Yes I do make the videos my-self and if people don't have time to watch the video, I've added the script so people can just read through it much more quickly. Hopefully this will be off some help for Christians who have wondered how to answer such an objection.
Nice sceptic - Hi, I am a nice sceptic
Christian- Hi, I am a Christian
Nice sceptic - If Christians are right about what they believe, how come so many Christians have committed so many atrocities in the name of Christianity?
Christian - That is a really good question, it’s important to note that even sceptics like yourself notice that what many so called Christians have done is in complete contrast to what Jesus actually taught his followers. Jesus taught his followers to Love their enemies and pray for those who persecute them. He told us to love and treat our neighbour as our selves, and gives an example of this in practice in his parable of the Good Samaritan. People must ignore Jesus words to do horrible things, not obey them!
Nice sceptic - Okay, but surely you must understand that this is a major barrier for some people? You will have to be quick; my bus will be here soon.
Christian - It’s important to understand that the truthfulness of something can't be falsified simply on the basis of what those who have labelled themselves as part of that group have, or haven't done.
Nice sceptic - Go on.
Christian - Well imagine that I just list all the bad things people have done who have labelled themselves as Atheists, and I use that as a reason to dismiss their claims. That would be unfair to Atheists, and it says nothing about whether what they believe is true or false.

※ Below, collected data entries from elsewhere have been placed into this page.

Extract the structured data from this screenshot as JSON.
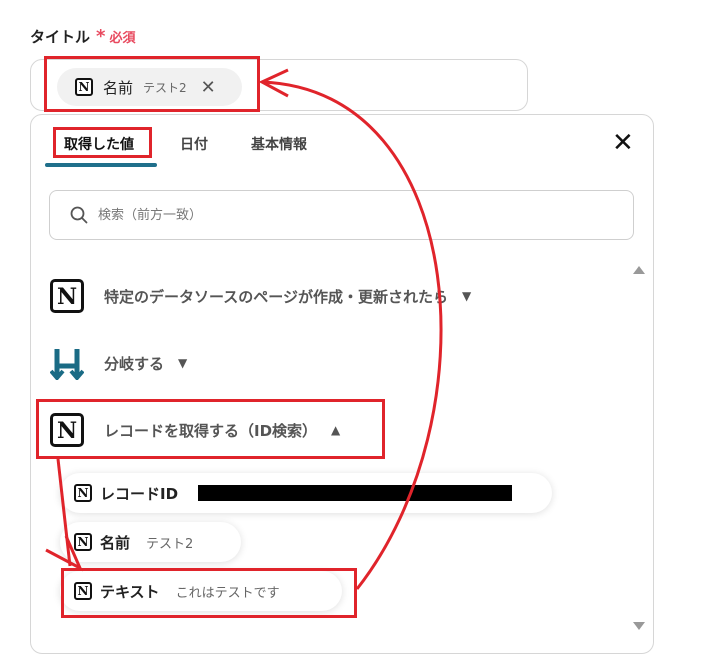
{
  "field": {
    "label": "タイトル",
    "required_mark": "*",
    "required_text": "必須"
  },
  "selected_chip": {
    "icon": "notion-icon",
    "name": "名前",
    "value": "テスト2",
    "remove": "✕"
  },
  "tabs": [
    {
      "label": "取得した値"
    },
    {
      "label": "日付"
    },
    {
      "label": "基本情報"
    }
  ],
  "panel": {
    "close": "✕"
  },
  "search": {
    "placeholder": "検索（前方一致）"
  },
  "sections": [
    {
      "icon": "notion-icon",
      "label": "特定のデータソースのページが作成・更新されたら",
      "chevron": "⌄"
    },
    {
      "icon": "branch-icon",
      "label": "分岐する",
      "chevron": "⌄"
    },
    {
      "icon": "notion-icon",
      "label": "レコードを取得する（ID検索）",
      "chevron": "⌃"
    }
  ],
  "items": [
    {
      "icon": "notion-icon",
      "label": "レコードID",
      "value": ""
    },
    {
      "icon": "notion-icon",
      "label": "名前",
      "value": "テスト2"
    },
    {
      "icon": "notion-icon",
      "label": "テキスト",
      "value": "これはテストです"
    }
  ],
  "colors": {
    "accent": "#1f6f8b",
    "annotation": "#e0242b",
    "required": "#e84a5f"
  },
  "notion_glyph": "N"
}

If we use the bad things people have done to prove them wrong, does that then mean we can name all the good things Christians have been responsible for, and conclude that Christianity must be true?
Nice sceptic - No I suppose not, if the argument cuts both ways and results in different conclusions, I suppose it is really a bad argument to use.
Christian - Christians are not perfect, and thankfully our salvation doesn't rest on us being good enough, but instead on Jesus' perfection and sacrifice on the cross, which allows us to seek God’s forgiveness. It’s important to remember that not everyone who calls themselves a Christian always is. Some people call themselves Christians simply because they live in the West, or they think they are still part of a Christian culture. Not necessarily because they are followers of Jesus, who have sought him for forgiveness and are seeking to obey what he taught. Historically there have always been people who have been part of the Church who have been there out of convenience rather than conviction.
Nice sceptic - Yes I suppose there’s some truth in that, before I was an Atheist my parents used to take me to Church, and I used to describe myself as a Christian, but I never believed any of it. I guess just going to Church doesn't make you a Christian either.
Christian - Yes you are right, but there is no denying that what you believe will have some affect on how you behave. Jesus taught that people will recognise his followers by their love for people, not for committing atrocities.
Nice sceptic - Well I have many other problems with Christianity, so even if I am mistaken with this argument, I still have plenty more questions to ask you when I have time.
Christian - One more quick example before your bus gets here, many people here in the UK considered themselves Christians for hundreds of years, often with little regard to whether or not they obeyed and lived how Jesus taught. Biblical language and rhetoric was simply part of the culture, this was because it was primarily the literature that everyone knew some part of. This is why it was so easy for people to misuse the Bible and use Jesus as the reason for their acts of evil. For every one person who has called themselves a Christian, and been part of some historical atrocity, there will be ten thousand people who have changed the world for the better in ways many people today don't appreciate. Whether that be through founding the first universities, schools for boys and girls, hospitals, charities, putting an end to modern slavery, creating a rational world-view that supported science, or standing up for the rights of infants and women.
Nice sceptic - Thanks for your time; my bus is here now, until next time. Bye.
Christian - Good to talk to you nice sceptic, bye.
It is still a pretty major argument, and not one to dismiss quite so trivially. In most cases it is true that the moral behaviour of the members or indeed even leader of a group doesn't determine whether that group is right. That's the foundation assumption which makes the ad hominem fallacy the error it is.ReplyDelete
However, as Christians we do claim that Christianity changes lives, and Christianity has an intrinsic moral component. We're therefore more susceptable to the assertion that it doesn't change them, at least not in the way we suppose. There's also the small matter that many bits of the Bible do seem to support attrocities of some sort or another.
A bit more depth for this question is a must.
Also, beware of the "no true scottsman" fallacy.
Josiah, thanks for your feed-back, it was just meant to be a brief introduction for people who wanted to know a few responses to the question, so nothing too in depth intended. However I will write a more complete and robust response at a later date, including why I don't think the no true Scotsman fallacy is applicable as I wouldn't argue that no true Christian could do something evil only that they are not justified in doing so, especially in light of what Jesus has said. The issue is people not doing what Jesus has taught, the matter of 'bits of the Bible' that on the surface support such atrocities will be dealt with on here soon. Its important to remember that such commands were/are descriptive and not prescriptive statements unlike those say in the Koran for example.ReplyDelete
Thanks for your thoughts once again.